Updated - June 11, 2020 12:24 am IST

Published - March 02, 2020 04:16 am IST - Guwahati

Unlikely bond: The researchers observed the relationship for 29 days. Photo: Special Arrangement

Unlikely bond: The researchers observed the relationship for 29 days. Photo: Special Arrangement

A lioness in Gujarat’s Gir National Park mothered a leopard cub for more than a month. A study has noted their short-lived bonding as a rare case of foster care between two competing feline species.

Elephant seals and sea lions are known to adopt orphans of their own kind. The animal kingdom has two reported cases of cross-species adoption in the wild — that of a young marmoset by a family of capuchin monkeys in South America and a melon-headed whale calf by a bottlenose dolphin.

But the lioness-leopard relationship in Gir, a semi-arid deciduous forest covering 1,800 sq km, has intrigued a quartet of conservationists and wildlife officials, who published their findings in Ecosphere , an open-access journal.

“Lions and leopards coexist but not in harmony, and there was this lioness rearing the leopard cub as her own to stimulate intriguing behavioural questions,” Stotra Chakrabarti, one of the four authors of the study told The Hindu from the University of Minnesota, U.S..

Mr. Chakrabarti is a post-doctoral research associate in the Department of Fisheries, Wildlife and Conservation Biology in the university.

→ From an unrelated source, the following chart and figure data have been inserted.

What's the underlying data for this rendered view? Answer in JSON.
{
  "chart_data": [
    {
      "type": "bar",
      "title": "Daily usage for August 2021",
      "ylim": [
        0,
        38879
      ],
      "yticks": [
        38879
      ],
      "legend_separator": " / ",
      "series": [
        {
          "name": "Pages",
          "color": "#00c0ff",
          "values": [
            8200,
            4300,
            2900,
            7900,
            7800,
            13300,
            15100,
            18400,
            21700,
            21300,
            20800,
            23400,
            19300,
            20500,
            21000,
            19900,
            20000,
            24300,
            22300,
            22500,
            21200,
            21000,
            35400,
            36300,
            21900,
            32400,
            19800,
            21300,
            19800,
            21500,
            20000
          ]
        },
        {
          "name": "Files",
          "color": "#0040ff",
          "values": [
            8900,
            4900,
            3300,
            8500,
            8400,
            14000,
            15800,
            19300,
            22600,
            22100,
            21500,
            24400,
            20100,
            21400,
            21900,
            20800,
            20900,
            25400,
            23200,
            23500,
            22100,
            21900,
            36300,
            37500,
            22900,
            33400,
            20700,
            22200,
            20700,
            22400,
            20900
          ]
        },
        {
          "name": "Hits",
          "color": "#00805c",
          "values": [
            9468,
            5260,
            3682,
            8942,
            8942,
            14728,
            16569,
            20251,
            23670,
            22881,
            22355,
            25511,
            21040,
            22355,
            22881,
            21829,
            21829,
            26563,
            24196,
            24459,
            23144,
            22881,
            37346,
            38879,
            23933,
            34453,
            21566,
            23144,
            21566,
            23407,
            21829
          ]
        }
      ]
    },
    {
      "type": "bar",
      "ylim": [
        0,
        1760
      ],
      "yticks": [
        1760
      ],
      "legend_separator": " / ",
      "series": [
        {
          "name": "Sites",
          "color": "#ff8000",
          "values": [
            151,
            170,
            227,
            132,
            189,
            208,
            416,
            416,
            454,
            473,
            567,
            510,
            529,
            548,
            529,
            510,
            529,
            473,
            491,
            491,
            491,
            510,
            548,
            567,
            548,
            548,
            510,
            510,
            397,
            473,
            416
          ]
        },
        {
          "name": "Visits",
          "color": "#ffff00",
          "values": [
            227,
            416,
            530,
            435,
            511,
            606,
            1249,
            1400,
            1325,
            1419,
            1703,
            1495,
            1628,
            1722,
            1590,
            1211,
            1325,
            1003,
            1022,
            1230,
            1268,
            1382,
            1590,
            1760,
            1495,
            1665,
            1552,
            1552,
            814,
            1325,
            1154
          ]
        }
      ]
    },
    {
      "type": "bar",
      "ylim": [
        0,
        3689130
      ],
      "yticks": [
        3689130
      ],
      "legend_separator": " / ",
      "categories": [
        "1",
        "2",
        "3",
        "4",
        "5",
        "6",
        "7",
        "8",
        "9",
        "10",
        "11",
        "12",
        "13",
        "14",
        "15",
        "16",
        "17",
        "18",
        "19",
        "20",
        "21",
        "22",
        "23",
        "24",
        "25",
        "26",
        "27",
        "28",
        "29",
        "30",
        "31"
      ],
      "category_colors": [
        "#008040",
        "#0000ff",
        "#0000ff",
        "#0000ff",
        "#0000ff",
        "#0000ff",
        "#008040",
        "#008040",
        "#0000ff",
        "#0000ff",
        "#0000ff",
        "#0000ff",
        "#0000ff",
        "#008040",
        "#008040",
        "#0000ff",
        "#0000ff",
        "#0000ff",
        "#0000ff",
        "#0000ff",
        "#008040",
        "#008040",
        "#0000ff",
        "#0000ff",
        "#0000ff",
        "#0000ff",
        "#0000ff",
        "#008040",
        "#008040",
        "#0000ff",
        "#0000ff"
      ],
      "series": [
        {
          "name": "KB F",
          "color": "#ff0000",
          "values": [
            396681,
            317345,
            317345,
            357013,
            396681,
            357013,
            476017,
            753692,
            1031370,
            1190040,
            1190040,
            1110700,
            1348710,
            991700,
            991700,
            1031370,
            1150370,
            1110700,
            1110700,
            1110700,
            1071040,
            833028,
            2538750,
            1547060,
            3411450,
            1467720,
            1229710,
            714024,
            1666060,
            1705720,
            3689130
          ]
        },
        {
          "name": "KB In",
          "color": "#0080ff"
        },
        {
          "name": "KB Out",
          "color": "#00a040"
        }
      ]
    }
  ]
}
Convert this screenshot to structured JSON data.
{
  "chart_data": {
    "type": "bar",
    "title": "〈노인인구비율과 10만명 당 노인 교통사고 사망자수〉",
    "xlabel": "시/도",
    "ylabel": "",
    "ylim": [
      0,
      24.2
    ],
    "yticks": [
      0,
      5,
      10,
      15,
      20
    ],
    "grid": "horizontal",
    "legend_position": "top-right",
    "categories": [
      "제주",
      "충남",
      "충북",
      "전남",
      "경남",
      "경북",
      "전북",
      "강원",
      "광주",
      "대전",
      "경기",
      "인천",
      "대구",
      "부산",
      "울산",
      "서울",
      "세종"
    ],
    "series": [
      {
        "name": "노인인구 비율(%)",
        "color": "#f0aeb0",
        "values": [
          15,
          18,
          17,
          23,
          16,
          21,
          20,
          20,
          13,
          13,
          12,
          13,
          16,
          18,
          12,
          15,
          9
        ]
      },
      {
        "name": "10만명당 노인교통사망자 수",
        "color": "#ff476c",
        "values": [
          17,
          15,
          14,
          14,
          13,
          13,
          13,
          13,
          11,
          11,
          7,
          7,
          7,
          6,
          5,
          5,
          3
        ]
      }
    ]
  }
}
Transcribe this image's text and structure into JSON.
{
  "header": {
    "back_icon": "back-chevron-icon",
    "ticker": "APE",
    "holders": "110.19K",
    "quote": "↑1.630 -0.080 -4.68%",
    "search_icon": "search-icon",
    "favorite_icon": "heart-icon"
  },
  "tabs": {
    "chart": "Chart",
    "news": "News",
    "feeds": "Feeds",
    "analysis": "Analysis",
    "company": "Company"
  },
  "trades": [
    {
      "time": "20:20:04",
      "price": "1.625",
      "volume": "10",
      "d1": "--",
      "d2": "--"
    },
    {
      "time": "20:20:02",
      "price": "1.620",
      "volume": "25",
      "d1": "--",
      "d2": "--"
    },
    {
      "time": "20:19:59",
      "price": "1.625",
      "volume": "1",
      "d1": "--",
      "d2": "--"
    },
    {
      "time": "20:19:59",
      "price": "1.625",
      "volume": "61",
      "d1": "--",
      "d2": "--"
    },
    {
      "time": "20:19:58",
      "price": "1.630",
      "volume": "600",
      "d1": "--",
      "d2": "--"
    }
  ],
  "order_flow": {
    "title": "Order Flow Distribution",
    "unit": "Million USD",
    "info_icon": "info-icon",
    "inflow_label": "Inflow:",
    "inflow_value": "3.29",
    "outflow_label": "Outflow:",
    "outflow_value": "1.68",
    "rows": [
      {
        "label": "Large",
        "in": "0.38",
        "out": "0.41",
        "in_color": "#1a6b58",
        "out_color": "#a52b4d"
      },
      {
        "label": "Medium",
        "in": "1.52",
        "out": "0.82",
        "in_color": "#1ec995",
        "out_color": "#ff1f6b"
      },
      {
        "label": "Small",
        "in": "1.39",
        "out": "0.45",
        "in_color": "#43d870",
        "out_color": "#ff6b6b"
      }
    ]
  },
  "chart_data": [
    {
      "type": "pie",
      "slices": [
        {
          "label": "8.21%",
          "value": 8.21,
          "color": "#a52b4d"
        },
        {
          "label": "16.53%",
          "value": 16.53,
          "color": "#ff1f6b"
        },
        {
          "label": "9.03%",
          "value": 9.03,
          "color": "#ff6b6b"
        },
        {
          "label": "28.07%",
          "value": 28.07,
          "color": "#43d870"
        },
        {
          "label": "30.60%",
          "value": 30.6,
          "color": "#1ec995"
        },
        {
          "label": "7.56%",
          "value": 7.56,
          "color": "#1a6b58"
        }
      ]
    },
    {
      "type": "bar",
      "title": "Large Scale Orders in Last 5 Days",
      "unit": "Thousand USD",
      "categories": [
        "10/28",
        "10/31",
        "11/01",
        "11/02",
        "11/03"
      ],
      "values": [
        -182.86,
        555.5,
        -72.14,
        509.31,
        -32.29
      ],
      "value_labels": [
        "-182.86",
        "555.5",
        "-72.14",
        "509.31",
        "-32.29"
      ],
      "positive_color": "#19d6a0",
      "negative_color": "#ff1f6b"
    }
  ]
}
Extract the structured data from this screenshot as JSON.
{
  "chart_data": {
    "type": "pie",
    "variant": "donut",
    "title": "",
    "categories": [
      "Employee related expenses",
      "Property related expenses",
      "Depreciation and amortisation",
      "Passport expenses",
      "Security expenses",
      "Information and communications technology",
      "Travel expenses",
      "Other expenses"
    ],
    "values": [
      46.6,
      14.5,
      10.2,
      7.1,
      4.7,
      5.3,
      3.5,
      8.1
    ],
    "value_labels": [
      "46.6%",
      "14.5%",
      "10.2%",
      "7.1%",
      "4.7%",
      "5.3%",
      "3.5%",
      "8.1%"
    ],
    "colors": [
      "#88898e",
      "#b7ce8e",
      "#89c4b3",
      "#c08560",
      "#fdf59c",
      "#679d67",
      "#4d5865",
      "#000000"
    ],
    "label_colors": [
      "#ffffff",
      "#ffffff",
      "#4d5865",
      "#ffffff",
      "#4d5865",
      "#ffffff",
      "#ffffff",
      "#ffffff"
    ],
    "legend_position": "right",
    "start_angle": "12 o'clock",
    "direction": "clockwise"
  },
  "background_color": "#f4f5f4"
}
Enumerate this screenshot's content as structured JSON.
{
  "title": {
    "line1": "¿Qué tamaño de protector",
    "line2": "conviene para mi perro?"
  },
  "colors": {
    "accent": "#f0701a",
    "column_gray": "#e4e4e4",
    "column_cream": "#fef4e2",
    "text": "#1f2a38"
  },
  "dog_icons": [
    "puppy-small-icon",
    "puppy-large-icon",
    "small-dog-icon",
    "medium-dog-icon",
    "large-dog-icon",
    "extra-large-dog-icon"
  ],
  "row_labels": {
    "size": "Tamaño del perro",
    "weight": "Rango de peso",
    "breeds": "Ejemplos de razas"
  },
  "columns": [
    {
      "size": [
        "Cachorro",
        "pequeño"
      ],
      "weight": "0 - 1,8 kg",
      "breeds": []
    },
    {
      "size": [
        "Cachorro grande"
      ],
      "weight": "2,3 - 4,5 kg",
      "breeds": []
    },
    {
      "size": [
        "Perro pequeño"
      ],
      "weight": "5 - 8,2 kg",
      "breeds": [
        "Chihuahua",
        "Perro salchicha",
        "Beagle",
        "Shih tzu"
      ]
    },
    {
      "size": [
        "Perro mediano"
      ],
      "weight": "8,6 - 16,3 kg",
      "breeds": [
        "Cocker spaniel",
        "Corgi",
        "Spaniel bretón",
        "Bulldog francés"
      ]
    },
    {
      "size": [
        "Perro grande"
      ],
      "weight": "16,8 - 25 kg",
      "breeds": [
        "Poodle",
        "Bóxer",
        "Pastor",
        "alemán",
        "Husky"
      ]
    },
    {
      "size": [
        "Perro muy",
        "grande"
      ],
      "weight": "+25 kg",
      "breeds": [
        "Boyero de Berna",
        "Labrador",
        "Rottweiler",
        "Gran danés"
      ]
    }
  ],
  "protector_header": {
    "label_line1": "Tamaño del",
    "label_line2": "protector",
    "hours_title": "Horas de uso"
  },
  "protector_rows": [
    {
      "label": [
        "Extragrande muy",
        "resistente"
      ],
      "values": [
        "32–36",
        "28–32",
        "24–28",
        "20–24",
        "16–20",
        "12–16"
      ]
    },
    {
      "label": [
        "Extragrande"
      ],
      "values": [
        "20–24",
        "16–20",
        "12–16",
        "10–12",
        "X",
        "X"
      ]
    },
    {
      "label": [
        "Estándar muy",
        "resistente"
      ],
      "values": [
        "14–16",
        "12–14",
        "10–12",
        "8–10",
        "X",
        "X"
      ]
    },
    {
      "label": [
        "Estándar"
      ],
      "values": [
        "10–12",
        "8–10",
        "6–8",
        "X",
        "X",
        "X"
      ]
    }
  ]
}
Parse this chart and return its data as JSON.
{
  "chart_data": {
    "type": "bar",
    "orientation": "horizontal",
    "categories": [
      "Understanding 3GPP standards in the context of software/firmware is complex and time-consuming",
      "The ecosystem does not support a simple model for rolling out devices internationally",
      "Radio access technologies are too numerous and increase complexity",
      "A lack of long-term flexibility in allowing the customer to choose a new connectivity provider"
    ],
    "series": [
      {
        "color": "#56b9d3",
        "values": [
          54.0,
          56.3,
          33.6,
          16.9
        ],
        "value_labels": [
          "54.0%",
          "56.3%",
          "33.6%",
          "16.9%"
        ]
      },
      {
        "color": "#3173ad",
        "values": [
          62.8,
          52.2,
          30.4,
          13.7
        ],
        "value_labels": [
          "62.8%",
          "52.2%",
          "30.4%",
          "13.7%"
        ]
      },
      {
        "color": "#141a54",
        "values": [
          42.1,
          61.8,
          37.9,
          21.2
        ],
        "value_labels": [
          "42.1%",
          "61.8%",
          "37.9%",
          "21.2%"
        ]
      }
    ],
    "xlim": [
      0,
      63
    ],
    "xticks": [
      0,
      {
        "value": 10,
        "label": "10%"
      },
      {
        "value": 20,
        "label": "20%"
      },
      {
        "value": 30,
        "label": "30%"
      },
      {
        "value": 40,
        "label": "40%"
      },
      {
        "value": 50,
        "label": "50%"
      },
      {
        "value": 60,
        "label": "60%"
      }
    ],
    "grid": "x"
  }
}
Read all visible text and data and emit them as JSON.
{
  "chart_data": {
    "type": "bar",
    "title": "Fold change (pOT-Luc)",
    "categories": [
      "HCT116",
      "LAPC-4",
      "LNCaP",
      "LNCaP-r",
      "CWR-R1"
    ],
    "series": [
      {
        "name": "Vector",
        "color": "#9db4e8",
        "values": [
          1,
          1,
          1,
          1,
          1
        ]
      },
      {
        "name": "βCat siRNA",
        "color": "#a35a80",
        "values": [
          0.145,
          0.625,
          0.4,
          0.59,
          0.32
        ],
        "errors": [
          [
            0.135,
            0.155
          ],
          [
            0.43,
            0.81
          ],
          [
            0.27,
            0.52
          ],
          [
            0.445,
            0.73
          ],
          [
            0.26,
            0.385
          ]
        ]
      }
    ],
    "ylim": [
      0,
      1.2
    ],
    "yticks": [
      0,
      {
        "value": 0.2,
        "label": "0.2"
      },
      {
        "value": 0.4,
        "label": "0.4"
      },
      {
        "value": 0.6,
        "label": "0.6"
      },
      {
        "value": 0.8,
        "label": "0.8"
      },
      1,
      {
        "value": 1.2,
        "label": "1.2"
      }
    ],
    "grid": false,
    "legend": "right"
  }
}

His co-authors are Joseph K. Bump from the same university and officials Dheeraj Mittal and Shailesh B. Khambda of Gir (West) Division, Junagarh.

The researchers observed the relationship for 29 days, during which the leopard cub died on February 11, 2019. There were no external wounds on the carcass found near a waterhole, implying that the mother or any other lion did not kill it. An autopsy revealed the cub was suffering from congenital femoral hernia.

“We spotted an old female leopard in the location where we first detected the leopard cub with its foster lion family. Although we could not assess the lactating state of this leopardess, it is possible that she was the cub’s biological mother but had abandoned it,” Mr Chakrabarti said. Camera traps, he added, were deployed at a waterhole frequented by the lioness and her cubs. The detections spanned across 2.6 sq km, a relatively small area compared with an adult lioness’ home range of about 35 sq km.

The researchers found the lioness restricted her forays because she had young cubs that were less mobile, especially the leopard cub.

Maternal and hormonal instincts of the lioness, as a lactating mother who lost her first litter of two cubs, could have overridden her recognition or the lack thereof for an “unusually spotted cub”.

Her relationship with the leopard cub for qualified as a formal adoption, unlike a similar but one-day association reported from the Ngorongoro conservation area in Tanzania in 2017.